Een cursus in wonderen gaat niet over vorm maar over de inhoud. De betekenis van wonderen is dan ook anders dan ons wereldse begrip dat zich enkel op de vorm betrekt. De wonderen van de Cursus richten zich op de inhoud omdat zich in die inhoud ook de gedachte van afscheiding bevindt. Het is misschien nog moeilijk voor te stellen, zo aan het begin van dit Cursus boek dat het juist deze gedachte is die onze zoveel angst bezorgd. De Cursus maakt deze voorstelling mogelijk maar biedt meteen ook - met haar wonderen - en zicht op de werkelijkheid die voorbij deze voorstelling ligt. Zo nodigen wonderen ons uit om ons te openen voor de hulp die ons met de Cursus door Jezus wordt geboden.
Uiteindelijk leidt Jezus ons met deze Cursus naar de innerlijke leiding die in een ieder van ons aanwezig is. Het is de Heilige Geest - het antwoord van God op onze afscheidingsgedachte - die ons, zoals Hij dat ook voor Jezus heeft gedaan, uit onze duisternis zal leiden. Het begrip dat de Cursus ons voor stelt zal daarbij vooral in het begin nog moeilijk te bevatten zijn. De training die de Cursus biedt voor onze denkgeest, maakt uiteindelijk deze bevatting mogelijk. Zo ook zorgt deze training - die vooral in de praktijk moet worden toegepast - ervoor dat wij met wonderen onze ervaring gaan vullen in een dusdanige zin dat ook het afgescheiden gevoel zal verdwijnen. Hiertoe nodigt de Cursus ons steeds uit om onze angsten voor ogen te zien. Met de hulp van de Heilige geest zal dan blijken dat deze angsten niet werkelijk zijn.
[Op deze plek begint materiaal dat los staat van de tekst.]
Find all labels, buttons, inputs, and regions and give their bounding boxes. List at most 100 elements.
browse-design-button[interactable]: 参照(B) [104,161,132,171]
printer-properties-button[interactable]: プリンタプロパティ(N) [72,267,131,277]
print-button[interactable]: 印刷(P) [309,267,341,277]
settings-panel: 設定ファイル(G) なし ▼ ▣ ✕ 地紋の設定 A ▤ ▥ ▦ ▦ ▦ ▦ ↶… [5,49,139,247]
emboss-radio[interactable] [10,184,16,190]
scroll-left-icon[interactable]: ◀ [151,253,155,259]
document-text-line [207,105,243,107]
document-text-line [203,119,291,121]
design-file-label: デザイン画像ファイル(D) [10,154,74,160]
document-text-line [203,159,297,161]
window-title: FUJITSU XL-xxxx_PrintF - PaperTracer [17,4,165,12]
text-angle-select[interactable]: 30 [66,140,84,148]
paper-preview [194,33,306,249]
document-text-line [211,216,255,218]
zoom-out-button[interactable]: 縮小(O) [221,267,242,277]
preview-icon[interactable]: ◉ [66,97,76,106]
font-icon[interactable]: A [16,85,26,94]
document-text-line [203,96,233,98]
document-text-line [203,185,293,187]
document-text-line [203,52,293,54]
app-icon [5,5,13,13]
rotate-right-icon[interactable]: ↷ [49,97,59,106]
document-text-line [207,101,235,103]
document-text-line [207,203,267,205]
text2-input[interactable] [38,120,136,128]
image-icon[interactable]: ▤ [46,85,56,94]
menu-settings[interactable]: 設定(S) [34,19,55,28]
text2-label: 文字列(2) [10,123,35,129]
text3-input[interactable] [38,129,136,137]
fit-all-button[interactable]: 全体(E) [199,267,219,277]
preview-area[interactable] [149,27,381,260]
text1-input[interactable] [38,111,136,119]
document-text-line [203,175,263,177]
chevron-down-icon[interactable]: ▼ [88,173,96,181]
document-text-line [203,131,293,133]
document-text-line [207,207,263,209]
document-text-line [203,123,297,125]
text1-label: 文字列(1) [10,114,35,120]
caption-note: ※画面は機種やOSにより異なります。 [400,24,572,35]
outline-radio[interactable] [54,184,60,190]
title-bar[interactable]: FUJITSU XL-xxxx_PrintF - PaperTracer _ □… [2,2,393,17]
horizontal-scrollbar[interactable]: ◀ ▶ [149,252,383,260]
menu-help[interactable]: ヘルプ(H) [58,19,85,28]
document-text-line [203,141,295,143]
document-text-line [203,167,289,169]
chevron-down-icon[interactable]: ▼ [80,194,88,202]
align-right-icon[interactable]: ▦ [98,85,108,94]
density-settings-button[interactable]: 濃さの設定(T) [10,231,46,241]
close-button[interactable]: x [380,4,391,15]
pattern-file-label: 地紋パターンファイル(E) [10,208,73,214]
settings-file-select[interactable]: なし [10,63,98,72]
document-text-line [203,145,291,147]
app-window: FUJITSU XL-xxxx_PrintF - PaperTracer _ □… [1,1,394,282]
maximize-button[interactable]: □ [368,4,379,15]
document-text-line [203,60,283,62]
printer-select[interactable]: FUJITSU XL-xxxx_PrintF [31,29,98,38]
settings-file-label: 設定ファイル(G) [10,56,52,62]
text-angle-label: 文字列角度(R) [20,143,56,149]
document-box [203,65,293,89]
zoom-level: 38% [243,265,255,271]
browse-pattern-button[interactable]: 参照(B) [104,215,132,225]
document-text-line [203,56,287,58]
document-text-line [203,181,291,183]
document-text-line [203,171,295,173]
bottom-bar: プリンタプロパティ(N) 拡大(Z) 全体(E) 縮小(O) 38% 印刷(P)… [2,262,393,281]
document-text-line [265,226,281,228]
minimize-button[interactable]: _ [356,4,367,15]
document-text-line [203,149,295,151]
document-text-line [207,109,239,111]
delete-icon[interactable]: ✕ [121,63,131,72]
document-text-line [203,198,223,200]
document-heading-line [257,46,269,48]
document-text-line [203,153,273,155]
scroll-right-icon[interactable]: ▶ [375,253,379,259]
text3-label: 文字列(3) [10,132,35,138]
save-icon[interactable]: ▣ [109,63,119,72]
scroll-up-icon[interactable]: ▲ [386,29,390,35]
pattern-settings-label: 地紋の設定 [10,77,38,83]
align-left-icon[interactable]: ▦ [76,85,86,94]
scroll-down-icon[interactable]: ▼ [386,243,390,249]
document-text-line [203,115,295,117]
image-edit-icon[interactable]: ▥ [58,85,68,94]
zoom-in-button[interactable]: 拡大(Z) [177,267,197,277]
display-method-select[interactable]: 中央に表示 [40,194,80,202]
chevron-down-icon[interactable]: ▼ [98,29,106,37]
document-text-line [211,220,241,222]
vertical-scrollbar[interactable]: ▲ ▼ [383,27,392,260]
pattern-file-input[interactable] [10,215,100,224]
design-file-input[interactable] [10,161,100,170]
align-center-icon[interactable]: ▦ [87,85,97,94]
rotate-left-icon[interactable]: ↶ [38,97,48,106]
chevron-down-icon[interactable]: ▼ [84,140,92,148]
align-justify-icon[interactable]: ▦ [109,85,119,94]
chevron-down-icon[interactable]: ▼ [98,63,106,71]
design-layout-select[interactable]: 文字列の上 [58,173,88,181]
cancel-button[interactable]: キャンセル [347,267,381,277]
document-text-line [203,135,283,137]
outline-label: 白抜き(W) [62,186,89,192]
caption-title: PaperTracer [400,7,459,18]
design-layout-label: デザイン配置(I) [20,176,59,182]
Deze cursus beoogt niet de betekenis van liefde te onderwijzen, want dat gaat wat onderwezen kan worden te boven. Hij beoogt echter wel de blokkades weg te nemen voor het bewustzijn van de aanwezigheid van liefde, die jouw natuurlijk erfgoed is. Het tegendeel van liefde is angst, maar wat alomvattend is kent geen tegendeel. (T.Inl.1:6-8)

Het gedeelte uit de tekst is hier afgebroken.